In most excellent news, I had my A team there with me this morning. Dr. J, my kind and sweet anesthesiologist was there and gave me some really good stuff. IV was established on the first attempt, no problem with specimen collection from C, and I didn't bleed internally...all in all it was a good day. I was only a little woozy when I initially got up to go, and decided to not rush things and have some crackers and a nap before I left. We were home by about noon and I slept most of the day. So now I am wide awake....yet tired. My bed is calling me so this will be pretty short.
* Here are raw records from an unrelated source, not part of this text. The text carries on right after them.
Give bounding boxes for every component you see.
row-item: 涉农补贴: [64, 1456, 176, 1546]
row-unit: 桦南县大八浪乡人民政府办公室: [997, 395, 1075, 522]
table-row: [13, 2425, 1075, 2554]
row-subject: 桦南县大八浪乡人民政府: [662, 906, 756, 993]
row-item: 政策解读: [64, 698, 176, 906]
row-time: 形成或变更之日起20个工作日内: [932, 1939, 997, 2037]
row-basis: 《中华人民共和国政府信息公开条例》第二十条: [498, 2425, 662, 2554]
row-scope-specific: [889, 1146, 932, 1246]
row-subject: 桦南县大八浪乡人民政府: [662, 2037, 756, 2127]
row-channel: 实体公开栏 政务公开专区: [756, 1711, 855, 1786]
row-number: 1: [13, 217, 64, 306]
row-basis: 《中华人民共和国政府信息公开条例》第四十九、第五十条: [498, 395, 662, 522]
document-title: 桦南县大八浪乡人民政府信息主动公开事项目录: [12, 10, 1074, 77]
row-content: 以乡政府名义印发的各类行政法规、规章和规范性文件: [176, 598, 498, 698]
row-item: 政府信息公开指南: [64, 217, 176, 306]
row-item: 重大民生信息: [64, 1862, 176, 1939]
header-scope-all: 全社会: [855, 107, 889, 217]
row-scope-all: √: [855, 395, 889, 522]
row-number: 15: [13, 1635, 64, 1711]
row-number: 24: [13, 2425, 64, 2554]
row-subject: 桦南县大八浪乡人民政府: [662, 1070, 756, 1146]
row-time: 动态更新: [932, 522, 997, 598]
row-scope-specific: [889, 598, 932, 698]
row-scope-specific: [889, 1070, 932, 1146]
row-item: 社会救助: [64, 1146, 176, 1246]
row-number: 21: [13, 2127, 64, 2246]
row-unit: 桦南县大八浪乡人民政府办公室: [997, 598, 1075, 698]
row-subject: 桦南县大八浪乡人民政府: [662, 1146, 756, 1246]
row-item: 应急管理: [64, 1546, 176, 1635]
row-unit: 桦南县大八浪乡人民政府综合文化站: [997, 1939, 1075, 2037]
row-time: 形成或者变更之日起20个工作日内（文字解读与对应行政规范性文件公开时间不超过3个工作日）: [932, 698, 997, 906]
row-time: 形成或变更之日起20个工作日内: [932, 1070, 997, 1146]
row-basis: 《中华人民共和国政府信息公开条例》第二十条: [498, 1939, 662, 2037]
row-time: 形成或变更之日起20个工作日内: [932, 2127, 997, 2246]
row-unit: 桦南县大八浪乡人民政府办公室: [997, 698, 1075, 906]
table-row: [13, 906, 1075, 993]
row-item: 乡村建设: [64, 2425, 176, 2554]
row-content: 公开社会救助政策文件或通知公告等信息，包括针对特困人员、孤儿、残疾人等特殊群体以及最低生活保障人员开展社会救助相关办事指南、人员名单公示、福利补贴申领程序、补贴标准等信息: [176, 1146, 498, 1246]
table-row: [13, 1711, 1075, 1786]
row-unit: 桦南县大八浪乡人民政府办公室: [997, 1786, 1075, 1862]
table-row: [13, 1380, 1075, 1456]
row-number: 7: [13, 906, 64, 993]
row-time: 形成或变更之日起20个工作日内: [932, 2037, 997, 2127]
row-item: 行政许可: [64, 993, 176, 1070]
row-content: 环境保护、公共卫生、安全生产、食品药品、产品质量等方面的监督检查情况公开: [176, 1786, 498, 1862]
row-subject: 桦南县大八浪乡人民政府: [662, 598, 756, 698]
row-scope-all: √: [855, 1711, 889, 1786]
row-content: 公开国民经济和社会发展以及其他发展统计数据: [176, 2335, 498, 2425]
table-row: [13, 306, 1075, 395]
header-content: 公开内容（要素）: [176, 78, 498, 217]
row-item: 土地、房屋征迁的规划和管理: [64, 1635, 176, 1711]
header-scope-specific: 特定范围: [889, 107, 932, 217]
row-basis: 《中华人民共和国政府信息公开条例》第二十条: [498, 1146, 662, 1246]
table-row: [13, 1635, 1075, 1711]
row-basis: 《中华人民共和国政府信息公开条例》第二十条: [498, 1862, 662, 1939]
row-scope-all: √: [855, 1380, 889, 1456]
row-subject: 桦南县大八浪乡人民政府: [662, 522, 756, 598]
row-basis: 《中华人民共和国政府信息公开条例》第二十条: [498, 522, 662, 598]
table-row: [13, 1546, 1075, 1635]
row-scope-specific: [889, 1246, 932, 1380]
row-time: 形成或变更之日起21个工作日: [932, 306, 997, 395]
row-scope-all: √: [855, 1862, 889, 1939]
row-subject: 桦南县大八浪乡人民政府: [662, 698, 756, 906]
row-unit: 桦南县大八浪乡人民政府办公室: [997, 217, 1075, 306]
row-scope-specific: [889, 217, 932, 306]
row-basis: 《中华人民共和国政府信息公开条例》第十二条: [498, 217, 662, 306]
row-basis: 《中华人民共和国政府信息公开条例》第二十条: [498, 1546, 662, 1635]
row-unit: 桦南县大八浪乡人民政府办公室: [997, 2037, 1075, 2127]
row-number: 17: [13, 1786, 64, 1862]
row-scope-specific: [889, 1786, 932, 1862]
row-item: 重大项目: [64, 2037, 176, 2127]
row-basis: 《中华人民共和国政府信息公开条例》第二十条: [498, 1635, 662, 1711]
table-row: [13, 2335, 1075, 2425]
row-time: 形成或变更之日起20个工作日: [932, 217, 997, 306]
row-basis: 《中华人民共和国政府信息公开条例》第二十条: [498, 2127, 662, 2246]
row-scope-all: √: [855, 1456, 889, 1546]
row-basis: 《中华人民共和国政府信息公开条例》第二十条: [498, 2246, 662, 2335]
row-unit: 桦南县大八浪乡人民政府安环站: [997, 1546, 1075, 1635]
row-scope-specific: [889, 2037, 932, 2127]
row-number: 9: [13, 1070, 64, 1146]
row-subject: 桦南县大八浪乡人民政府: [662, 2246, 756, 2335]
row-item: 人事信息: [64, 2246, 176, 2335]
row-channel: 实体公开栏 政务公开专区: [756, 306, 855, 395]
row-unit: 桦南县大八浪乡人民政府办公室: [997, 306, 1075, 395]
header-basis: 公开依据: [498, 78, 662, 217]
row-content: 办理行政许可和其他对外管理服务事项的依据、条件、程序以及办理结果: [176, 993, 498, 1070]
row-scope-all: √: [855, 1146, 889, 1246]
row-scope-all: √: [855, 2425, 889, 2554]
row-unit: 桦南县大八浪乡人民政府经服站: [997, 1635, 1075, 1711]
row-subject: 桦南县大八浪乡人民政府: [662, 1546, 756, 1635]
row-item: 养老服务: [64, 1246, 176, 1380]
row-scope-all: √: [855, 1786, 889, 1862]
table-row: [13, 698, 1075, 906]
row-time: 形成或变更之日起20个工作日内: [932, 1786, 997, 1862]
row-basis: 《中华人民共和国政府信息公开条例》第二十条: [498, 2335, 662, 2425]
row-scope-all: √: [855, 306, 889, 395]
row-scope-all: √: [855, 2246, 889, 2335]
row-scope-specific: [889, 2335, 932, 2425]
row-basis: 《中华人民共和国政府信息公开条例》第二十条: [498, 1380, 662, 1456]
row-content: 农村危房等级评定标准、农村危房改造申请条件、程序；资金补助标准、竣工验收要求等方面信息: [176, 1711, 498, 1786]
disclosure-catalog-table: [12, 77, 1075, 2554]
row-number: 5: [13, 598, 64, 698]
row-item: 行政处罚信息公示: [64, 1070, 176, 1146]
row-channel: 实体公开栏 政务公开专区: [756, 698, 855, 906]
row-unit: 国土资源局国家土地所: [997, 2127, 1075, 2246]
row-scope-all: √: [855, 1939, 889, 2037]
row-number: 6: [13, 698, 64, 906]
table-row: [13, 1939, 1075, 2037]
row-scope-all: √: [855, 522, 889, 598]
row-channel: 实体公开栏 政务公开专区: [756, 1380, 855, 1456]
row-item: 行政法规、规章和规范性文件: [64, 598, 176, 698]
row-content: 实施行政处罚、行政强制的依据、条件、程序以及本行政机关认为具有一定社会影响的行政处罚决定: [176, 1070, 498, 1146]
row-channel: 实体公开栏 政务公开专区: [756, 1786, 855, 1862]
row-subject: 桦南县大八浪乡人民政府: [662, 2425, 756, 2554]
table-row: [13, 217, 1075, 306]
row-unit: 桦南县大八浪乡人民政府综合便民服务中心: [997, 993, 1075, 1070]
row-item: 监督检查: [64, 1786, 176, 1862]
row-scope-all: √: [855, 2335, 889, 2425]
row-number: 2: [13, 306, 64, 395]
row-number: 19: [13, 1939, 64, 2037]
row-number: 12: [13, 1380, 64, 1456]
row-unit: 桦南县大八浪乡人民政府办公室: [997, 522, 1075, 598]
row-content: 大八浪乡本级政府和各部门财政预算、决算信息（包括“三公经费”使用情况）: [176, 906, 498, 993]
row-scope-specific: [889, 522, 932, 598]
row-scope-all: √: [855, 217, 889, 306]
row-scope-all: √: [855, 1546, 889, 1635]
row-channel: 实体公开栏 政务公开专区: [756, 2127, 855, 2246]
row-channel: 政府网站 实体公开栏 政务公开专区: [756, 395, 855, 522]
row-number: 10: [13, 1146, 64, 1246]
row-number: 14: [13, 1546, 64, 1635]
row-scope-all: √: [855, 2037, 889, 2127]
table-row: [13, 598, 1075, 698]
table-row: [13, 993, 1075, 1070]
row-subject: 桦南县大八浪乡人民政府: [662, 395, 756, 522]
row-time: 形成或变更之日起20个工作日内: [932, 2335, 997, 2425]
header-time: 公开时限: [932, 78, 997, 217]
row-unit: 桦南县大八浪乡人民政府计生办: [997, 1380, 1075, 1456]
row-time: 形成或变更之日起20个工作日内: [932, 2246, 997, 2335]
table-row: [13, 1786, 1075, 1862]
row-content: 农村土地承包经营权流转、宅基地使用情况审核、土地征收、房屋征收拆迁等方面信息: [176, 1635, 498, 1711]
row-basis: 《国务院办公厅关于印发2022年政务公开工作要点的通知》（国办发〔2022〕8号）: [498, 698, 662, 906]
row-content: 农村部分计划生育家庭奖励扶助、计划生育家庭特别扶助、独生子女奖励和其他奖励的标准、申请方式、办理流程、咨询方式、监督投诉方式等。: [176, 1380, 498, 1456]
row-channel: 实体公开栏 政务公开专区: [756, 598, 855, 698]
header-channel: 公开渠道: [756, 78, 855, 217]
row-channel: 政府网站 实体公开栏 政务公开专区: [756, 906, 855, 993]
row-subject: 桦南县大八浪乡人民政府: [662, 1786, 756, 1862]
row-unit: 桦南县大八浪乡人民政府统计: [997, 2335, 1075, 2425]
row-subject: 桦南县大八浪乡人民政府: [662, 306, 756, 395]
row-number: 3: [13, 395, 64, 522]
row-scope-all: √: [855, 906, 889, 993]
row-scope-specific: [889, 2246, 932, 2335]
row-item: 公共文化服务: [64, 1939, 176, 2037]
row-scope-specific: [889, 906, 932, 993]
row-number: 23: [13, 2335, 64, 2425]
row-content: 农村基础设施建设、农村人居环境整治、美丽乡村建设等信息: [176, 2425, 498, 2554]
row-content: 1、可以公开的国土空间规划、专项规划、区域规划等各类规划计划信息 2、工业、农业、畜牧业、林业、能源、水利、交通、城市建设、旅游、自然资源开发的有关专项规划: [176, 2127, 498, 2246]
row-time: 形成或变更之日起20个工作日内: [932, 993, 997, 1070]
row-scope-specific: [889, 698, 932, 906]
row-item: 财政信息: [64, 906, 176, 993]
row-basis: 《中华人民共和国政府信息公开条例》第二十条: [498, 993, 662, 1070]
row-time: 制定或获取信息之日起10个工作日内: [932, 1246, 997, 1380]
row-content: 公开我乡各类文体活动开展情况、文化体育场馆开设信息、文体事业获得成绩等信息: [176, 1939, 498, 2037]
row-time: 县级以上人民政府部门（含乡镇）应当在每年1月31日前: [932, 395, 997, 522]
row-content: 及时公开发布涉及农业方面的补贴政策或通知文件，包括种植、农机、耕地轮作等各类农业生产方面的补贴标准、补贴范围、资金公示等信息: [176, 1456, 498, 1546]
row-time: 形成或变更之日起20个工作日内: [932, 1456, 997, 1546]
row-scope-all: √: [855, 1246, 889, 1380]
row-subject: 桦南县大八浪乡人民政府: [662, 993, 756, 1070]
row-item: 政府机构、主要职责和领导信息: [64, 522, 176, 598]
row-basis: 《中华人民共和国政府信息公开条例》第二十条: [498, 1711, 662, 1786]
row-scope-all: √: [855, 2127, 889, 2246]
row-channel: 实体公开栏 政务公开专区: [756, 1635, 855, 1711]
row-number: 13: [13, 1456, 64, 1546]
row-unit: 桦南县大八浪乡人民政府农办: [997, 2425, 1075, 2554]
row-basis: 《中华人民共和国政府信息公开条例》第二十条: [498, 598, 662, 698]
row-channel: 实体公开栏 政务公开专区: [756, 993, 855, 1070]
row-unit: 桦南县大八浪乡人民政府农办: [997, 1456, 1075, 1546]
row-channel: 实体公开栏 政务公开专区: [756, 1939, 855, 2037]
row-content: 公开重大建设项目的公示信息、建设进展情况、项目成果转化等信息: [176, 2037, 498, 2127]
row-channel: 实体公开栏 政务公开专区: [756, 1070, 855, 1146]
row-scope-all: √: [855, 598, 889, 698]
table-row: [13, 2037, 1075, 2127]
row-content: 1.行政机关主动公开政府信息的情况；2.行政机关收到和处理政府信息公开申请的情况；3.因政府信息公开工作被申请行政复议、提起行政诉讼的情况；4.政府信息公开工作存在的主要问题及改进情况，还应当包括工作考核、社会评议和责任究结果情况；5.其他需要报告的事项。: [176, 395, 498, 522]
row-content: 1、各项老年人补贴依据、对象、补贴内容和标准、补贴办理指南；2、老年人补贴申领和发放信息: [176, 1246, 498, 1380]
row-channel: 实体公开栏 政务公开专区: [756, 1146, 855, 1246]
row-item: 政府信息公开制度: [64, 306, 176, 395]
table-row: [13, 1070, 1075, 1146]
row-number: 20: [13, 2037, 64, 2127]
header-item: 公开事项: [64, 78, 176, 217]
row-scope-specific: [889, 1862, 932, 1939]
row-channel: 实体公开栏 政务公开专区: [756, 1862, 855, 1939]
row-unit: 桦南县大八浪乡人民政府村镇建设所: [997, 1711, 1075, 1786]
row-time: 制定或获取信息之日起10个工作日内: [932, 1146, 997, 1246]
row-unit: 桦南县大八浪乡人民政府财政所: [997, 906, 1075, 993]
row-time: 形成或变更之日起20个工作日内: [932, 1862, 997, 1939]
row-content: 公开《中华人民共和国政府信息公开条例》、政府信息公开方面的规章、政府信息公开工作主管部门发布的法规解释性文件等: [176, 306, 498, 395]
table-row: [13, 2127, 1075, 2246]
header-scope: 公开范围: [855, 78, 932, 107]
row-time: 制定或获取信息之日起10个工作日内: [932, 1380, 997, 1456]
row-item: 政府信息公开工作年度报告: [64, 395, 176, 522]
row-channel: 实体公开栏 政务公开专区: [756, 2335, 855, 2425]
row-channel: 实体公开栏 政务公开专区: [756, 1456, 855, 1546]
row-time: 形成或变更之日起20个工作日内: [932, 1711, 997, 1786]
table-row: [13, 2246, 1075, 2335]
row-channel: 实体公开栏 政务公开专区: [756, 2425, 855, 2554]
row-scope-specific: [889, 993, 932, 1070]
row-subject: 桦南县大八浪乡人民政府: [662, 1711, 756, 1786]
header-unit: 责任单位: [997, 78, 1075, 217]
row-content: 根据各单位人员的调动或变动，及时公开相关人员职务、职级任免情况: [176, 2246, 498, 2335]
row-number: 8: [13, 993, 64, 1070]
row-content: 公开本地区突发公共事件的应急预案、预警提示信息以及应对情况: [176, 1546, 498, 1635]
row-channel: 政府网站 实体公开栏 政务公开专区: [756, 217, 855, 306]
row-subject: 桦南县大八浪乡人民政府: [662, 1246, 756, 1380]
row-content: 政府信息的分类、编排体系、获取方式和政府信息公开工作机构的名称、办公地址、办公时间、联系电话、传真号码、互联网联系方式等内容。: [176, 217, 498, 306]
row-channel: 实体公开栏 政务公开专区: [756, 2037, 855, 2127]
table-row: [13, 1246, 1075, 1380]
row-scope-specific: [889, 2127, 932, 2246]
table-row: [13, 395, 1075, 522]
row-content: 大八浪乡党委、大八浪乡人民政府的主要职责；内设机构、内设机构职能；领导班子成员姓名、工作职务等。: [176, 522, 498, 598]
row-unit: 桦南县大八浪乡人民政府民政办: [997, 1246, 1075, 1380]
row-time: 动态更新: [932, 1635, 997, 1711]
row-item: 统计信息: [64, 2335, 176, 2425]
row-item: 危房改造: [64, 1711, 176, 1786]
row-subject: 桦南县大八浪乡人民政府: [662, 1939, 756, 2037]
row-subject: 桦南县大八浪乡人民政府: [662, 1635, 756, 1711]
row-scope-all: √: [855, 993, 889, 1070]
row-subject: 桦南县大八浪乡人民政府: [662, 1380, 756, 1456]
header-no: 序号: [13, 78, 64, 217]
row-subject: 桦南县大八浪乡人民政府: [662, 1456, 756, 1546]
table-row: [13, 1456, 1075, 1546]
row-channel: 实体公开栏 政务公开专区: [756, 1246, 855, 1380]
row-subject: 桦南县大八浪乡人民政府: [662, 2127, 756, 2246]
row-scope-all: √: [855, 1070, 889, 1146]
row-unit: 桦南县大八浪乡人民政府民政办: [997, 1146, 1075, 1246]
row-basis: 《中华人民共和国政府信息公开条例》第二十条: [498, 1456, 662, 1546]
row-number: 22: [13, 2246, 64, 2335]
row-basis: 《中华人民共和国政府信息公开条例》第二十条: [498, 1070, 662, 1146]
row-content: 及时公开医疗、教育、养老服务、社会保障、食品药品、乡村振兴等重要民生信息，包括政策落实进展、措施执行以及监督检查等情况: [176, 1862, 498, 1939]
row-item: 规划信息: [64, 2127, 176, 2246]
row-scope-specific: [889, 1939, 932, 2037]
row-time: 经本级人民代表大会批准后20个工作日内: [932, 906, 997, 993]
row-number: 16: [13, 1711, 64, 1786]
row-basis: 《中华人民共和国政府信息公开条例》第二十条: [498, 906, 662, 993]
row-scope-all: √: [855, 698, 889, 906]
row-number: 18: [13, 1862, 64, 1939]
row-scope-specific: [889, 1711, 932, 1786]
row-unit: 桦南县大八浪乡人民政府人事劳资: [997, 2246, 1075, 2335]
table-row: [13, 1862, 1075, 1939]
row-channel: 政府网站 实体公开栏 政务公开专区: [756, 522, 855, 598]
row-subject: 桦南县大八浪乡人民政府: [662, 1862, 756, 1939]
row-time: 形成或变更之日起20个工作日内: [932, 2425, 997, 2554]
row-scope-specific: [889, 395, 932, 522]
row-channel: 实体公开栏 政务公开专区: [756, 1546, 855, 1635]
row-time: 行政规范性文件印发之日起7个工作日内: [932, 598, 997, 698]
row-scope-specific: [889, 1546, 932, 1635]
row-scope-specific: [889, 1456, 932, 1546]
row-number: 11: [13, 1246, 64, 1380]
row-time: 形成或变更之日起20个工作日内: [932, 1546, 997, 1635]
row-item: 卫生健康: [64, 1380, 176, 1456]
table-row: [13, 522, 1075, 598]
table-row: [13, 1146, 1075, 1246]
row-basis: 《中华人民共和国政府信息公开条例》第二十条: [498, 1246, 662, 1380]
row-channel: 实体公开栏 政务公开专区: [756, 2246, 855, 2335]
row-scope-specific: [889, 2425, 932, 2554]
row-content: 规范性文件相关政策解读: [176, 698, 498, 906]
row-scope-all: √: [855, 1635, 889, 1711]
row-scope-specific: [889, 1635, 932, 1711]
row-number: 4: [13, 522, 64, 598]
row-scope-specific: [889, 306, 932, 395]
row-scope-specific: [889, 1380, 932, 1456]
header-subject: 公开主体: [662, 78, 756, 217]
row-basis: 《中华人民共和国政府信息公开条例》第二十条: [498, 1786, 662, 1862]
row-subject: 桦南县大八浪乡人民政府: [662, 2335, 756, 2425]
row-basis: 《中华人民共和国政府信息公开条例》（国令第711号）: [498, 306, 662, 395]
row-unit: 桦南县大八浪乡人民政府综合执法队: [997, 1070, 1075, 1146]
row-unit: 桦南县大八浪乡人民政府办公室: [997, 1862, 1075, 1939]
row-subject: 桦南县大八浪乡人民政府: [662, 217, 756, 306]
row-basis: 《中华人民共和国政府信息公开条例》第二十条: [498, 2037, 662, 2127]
I got thinking about the "meant to be comment" by my co-worker. First off, I do believe that things work out the way they need to. Ultimately things are not in our hands, although I also believe that our destiny is dependent on our actions....a pretty paradoxical thought. I don't think that I can get pregnant without a lot of help, so to say "it wasn't meant to be" doesn't mean that I can't do something about it. If this does not work for me, and as we are now 1/2 way through what our insurance will pay for, I have to start accepting that that could very well be my reality...anyway if it does not work, I am confident that years from now I will look back and feel that there is some good that has come from it. At this point and time I cannot fathom what that good might be. Now, that said, hearing someone who has ABSOLUTELY ZERO understanding of what IVF treatment entails, and I don't think that it is possible to have that understanding until you have lived it....doesn't count if you have a friend, sister, cousin or co-worker going through it...then saying something like "it wasn't meant to be" is down right hurtful. It is easy for that person to say it, because it doesn't apply to them. "It wasn't meant to be" is not comforting for a moment because it opens up the whole new can of worms "why not?" Is it because of the street drugs I experimented with in college? Is it because I had an elective termination at 20 because I was date raped? And if not those things.....then WHY?!!! I think there should be a ban on "it wasn't meant to be", it just plain doesn't work for anyone who is grieving. I know I'm not saying anything new....but I was finally able to put a finger on why that phrase irritates me so much.

So, I'm mustering up some good thoughts for those little embies that are dividing away, all the way in another state no less. I'm starting to feel more hopeful and less desperate (although I know this post probably doesn't sound like it). I think part of it is getting off those freakin' stims....next up twice daily proges.terone suppositories!!! I treat my rectum to one every once and a while, so it doesn't get jealous of my va-gagay.

4 comments:

bb said...

TEN!!! That's awesome! Glad to see that the process went well for you and that you were well cared for throughout. I'm looking forward to the fert report, and keep in mind that thousands of women have gotten pregnant with a 3 day transfer - even me.

As for the meant to be comment, I never appreciated those comments either. After a while, I figured out that most people just don't know what to say. In your conversation, it was uncalled for, and you have a right to be conflicted. {{hugs}}

Artblog said...

Again, good luck this cycle, hope one of those 10 are the one :)

xxx

Baby Smiling In Back Seat said...

Glad the retrieval went well!

Sending growing vibes to your embryos...

areyoukiddingme said...

Hmmm, so if things are or aren't meant to be, then when I can no longer resist planting my fist in your face, does that mean you can't have me arrested, because it was meant to be that way?